Among 30 analysts who follow Boeing, 17 of them have a buy rating on the stock and 13 have a hold rating, according to Bloomberg. The 52-week price target is $387.07, according to Bloomberg. The stock closed at $329.06 on Tuesday. The stock’s 52-week range is $175.62 on April 13 and $362.64 on February 27.
“The Boeing’s stock is going higher. I think the stock is definitely going to the highest $300 range,” said Tigress Financial Partners analyst Ivan Feinseth, who has a buy rating on the stock but doesn’t have a 52-week price target for the stock.
Boeing announced a strong performance in January for its quarter ended Dec 31. Net income soared to $3.1 billion, or $5.18 per diluted share, from $1.6 billion, or $2.59 per diluted share a year earlier, exceeding Wall Street’s expectation of $2.89 per diluted share. Revenue increased 9 percent to $25.37 billion from $23.28 billion, reflecting a record 763 commercial deliveries in 2017, up from 748 in 2016.
Edward Jones analyst Windau, who has a buy rating but no 52-week price target, said the potential increases of material prices caused by trade tensions would raise costs for Boeing, as steel and aluminum are the materials used for its production.
Windau said the increased production of the 737 MAX, which is the successor for the 737 program, will generate cash for the company and is the primary driver for Boeing’s stock because the higher delivery volumes enable Boeing to get a lower price on machine parts and assemblies from its suppliers.
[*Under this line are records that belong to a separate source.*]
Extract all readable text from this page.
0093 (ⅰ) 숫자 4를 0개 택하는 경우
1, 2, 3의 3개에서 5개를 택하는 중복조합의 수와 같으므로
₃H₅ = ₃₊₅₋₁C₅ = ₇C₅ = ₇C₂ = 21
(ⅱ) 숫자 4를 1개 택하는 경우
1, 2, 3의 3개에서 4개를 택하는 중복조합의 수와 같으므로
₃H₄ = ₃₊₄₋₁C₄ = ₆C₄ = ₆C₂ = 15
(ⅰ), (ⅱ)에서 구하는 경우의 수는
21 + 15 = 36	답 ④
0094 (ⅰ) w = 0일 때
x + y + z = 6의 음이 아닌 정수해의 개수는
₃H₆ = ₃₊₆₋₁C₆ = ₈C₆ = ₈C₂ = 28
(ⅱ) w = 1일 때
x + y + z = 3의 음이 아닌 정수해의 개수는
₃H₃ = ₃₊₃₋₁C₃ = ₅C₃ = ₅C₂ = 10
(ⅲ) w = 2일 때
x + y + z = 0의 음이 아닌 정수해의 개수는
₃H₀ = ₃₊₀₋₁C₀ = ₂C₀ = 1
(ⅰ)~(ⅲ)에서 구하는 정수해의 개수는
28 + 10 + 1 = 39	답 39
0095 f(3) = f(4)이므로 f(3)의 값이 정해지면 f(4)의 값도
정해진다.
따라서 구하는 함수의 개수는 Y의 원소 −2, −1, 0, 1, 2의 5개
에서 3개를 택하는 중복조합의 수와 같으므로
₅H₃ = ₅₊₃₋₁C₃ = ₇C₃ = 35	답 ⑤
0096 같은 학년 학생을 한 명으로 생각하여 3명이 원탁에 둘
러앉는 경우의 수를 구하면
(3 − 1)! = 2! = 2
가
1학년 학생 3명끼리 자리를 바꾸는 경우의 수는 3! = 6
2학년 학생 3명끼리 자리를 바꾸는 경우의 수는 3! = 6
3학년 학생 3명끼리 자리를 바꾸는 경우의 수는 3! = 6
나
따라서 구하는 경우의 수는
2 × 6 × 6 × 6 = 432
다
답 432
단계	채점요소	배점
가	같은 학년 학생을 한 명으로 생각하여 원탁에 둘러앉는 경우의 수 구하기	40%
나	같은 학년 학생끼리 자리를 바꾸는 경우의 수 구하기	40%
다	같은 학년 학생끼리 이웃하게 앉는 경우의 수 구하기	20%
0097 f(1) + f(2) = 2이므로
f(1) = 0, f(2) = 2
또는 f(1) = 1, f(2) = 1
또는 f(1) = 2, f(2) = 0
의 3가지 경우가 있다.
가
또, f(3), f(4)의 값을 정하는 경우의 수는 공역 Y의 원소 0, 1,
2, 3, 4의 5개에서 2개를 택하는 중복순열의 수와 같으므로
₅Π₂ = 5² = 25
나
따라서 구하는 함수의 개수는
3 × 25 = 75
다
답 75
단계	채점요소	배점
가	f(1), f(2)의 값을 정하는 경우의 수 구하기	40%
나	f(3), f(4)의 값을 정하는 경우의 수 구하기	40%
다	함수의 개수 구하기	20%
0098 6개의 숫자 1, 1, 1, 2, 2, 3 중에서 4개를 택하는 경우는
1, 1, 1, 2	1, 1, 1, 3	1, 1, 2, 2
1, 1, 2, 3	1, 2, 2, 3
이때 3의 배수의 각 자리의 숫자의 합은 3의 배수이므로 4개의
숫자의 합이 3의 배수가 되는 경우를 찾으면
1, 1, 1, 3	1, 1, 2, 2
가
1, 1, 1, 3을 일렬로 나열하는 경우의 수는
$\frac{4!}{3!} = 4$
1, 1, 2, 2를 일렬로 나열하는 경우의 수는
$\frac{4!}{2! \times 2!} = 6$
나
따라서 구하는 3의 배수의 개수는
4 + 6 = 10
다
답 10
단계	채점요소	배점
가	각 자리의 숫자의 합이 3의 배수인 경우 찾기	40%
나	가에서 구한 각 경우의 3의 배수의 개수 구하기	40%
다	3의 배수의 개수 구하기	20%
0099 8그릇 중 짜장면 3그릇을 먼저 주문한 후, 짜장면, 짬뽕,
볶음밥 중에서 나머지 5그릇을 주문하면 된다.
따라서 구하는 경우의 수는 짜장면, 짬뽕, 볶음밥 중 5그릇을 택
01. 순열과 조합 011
The ramp up of 737 MAX series, increased from 47 units to 52 units a month in 2018, will increase to 57 units a month in 2019, said CEO Dennis Muilenburg in the fourth quarter conference call.
The higher 737 series production will add $1 billion in the company’s pretax earnings, and it is driving growth for the company beyond 2020, wrote Seth M. Seifman at JPMorgan in a note published on Jan. 31 with a buy rating and of 52-week price target of $400.
Boeing reported a backlog of $488 billion January, which represents about seven years of production, including a record 5,864 units of commercial aircraft.
The future product 777X, the largest twin-engine jet in the world, will also attract orders for the company. Although the first scheduled deliveries will be in 2020, Boeing already has 340 orders for the 777X program.
“The trajectory of 777 cash flow is a wild card with 777X to enter service in 2020. The program should be a use of cash very early in the 2020s, and the improvement will be important,” wrote Seifman.
Feinseth at Tigress Financial Partners said the strong commercial airplane demand would skyrocket Boeing’s stock in 12 to 24 months.
Driven by global economic growth, passenger traffic this year is estimated to grow around 6 percent, adding about 200 million passengers to the market, according to the Boeing’s presentation of the fourth quarter earnings call. At the same time, the number of 737 MAX planes being produced is far below the demand.
“Well, to illustrate how strong the demand is, if you wanted a Boeing 737 Max today, I couldn’t deliver you one until 2023,” said Randy Tinseth, the vice president of marketing for Boeing Commercial Airplanes, in Bank of America Merrill Lynch Global Industrials Conference on March 20.